All of VOYCE’s work is driven by the belief that young people, who are most directly affected by issues of educational inequity, must be the ones to develop meaningful, long-lasting solutions.
Since its formation in 2007, VOYCE has worked towards increasing Chicago’s graduation rate by using youth-driven research and organizing to advance district-level policies that support student achievement. To lay the foundation for VOYCE’s campaigns, over a hundred youth conducted an in-depth, year-long Participatory Action Research (PAR) study on the root causes of the city’s 50% graduation rate. Based on the findings from this research, VOYCE launched the following campaigns:
Campaign for Safe and Supportive Schools. In the 2010-2011 school year, students lost 306,731 days of instruction due to disciplinary actions (94% for minor infractions). 324 students were suspended out of school every day, and 29 students were arrested in school every day. Black and Latino students receive these extreme and ineffective punishments over three times more frequently than their white peers.
VOYCE's campaign for safe and supportive schools is focused on ending exclusionary disciplinary practices that force students of color out of schools and into prisons, and investing instead in the research-based support systems that work better. Key campaign accomplishments include:
- The creation of a district working group to re-write the Student Code of Conduct that, with pressure from VOYCE, ended 10-day out-of-school suspensions for all but the most serious offenses.
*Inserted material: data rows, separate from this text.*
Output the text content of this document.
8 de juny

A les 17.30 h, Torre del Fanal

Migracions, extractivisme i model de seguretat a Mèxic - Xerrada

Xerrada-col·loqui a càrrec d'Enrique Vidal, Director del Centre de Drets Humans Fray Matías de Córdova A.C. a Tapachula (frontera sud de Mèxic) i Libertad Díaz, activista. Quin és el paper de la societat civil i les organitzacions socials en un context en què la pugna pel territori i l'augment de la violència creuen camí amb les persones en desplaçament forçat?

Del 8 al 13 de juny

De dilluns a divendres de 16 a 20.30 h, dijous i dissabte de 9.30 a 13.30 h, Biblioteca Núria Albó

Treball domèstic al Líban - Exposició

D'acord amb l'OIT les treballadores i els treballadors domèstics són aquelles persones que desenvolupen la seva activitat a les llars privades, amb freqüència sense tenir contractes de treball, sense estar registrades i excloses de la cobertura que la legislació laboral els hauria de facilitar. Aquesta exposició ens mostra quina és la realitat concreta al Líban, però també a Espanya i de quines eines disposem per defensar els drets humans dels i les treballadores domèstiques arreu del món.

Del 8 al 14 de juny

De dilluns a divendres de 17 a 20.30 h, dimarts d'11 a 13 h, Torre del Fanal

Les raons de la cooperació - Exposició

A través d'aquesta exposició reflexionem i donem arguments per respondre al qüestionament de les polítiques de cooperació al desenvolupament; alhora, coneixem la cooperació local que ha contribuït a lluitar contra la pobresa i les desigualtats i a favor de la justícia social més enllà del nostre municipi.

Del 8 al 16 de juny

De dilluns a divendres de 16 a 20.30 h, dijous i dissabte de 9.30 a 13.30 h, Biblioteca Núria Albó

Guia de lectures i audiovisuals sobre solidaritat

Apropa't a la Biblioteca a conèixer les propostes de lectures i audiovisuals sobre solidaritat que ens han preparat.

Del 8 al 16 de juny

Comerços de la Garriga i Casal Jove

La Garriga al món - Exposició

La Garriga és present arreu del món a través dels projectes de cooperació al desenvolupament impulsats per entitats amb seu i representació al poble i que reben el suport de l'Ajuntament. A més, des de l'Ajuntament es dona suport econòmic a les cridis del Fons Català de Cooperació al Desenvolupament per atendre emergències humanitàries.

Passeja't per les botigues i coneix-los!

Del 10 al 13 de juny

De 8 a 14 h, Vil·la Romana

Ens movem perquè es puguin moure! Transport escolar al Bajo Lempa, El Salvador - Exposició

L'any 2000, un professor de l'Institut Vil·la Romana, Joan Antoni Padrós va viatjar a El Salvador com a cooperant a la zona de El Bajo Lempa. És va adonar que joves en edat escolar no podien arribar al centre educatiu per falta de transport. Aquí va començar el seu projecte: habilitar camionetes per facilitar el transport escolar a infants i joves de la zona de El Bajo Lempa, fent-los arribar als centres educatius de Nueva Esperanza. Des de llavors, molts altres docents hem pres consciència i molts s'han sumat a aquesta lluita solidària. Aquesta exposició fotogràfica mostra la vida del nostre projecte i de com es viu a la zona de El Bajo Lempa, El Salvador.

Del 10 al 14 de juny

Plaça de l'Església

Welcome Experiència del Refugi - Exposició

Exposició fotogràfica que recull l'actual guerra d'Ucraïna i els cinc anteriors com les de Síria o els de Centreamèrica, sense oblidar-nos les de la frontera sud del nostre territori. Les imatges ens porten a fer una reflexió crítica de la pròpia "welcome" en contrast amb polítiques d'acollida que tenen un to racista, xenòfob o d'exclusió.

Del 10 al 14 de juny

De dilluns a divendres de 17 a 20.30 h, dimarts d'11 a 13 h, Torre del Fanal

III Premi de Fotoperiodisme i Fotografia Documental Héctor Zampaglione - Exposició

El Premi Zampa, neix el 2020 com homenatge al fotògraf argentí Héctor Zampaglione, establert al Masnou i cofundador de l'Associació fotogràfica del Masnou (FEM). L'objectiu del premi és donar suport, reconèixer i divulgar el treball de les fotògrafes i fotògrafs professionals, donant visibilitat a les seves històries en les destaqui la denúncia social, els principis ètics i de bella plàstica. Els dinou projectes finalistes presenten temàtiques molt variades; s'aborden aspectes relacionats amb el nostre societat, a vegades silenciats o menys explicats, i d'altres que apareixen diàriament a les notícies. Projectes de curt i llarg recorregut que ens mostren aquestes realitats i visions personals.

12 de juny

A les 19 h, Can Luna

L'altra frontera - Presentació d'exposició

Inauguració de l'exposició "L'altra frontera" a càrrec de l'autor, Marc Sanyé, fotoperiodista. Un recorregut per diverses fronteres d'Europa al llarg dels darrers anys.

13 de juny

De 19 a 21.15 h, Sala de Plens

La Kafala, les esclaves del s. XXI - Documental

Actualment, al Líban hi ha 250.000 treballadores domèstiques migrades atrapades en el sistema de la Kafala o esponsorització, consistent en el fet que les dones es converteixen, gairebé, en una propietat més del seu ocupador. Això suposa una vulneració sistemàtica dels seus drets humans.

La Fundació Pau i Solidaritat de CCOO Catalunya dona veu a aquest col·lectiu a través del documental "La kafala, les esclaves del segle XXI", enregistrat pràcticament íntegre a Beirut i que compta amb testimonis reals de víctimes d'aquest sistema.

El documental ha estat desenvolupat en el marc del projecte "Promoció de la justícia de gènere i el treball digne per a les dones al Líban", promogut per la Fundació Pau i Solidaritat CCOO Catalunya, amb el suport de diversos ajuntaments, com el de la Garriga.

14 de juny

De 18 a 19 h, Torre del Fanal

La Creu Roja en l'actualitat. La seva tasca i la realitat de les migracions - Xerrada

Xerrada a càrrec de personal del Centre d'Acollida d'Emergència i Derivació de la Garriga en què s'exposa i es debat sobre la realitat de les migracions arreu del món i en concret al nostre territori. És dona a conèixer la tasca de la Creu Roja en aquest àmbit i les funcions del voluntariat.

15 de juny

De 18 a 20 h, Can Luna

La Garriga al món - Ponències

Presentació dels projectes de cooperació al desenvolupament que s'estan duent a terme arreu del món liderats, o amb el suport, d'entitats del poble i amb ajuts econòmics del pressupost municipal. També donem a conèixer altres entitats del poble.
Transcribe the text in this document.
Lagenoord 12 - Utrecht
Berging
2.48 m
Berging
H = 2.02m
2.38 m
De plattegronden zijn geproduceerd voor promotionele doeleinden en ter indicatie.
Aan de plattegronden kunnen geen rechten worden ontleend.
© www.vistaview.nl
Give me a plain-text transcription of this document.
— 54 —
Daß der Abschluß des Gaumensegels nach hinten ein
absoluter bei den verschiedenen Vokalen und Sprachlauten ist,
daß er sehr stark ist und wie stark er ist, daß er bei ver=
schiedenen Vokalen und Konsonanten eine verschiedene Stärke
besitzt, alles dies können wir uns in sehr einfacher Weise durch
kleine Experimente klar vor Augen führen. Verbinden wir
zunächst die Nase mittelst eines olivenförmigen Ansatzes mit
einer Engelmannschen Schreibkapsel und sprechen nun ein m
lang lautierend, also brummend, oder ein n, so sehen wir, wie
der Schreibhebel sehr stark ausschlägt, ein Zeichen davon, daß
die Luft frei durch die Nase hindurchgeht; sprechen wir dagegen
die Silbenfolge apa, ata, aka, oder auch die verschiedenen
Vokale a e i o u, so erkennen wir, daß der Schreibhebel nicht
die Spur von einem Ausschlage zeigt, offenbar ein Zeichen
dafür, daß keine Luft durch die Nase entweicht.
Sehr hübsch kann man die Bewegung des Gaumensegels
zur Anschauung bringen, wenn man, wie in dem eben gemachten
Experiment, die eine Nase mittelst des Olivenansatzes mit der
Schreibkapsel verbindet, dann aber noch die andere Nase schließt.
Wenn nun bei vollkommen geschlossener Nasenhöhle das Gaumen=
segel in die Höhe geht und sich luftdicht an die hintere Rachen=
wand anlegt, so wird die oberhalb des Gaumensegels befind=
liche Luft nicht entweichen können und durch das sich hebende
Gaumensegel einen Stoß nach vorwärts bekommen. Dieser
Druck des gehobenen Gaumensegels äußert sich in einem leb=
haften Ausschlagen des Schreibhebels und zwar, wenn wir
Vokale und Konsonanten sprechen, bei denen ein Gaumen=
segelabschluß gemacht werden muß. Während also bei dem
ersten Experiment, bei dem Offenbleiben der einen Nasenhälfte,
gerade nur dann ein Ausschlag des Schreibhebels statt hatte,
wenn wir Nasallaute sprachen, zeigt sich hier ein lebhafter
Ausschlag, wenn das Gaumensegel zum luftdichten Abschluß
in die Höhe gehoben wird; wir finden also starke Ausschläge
- The release of a report with Advancement Project, “Failed Policies, Broken Futures: The True Cost of Zero Tolerance in Chicago” that analyzed CPS budgets and found that spending on harsh discipline far outstripped spending on research-based support systems. For example, CPS allocated $51.4M for school security guards and just $3.5M for college coaches.
- Over $200,000 in district funds distributed to neighborhood schools for a pilot project to increase social-emotional supports for at-risk freshmen.
Moving forward, VOYCE continues to campaign for systemic changes at the city, county and state level that will: 1) end extreme disciplinary practices at all publicly-funded schools, 2) increase public transparency in the school-level use of these measures, and 3) shift investments towards the student support systems that work better.
Campaign for Rigorous and Relevant Classrooms. VOYCE believes that in order to increase the graduation and college readiness rates, all students must have access to rigorous and relevant teaching and learning experiences. In order to impact the quality of teaching and learning and Chicago--and ultimately the extent of student engagement and investment--VOYCE has been working for the past three years to develop systematic ways to include student voice and student feedback into school- and district-level systems for improving instruction.
In 2012, VOYCE secured support from both CPS and the Chicago Teachers Union for a pilot of student surveys in the district’s new teacher evaluation framework being rolled out in the 2012-2013 school year. VOYCE was one of the first groups in the country to successfully work with the teachers union on this issue. Currently, the campaign is working with CPS and CTU to create a student task force that will guide the implementation, evaluation and improvement of the new teacher evaluation system, including student feedback measures, in the first two years of implementation.
The youth leaders of VOYCE have won significant recognition for their work towards educational justice. In 2009, VOYCE won the “Organizing Collaborative of the Year” award from the Chicago Community Trust and the national “Youth Activist Award” from the Schott Foundation. VOYCE also played a lead role in the U.S. Department of Education’s “Youth Voices in Action Summit” in 2011, where VOYCE was one of just seven groups invited to lead a best practices workshop and meet with Secretary Duncan. VOYCE’s work has also generated significant local and national media coverage in outlets such as The New York Times, National Public Radio, Education Week, and The Nation.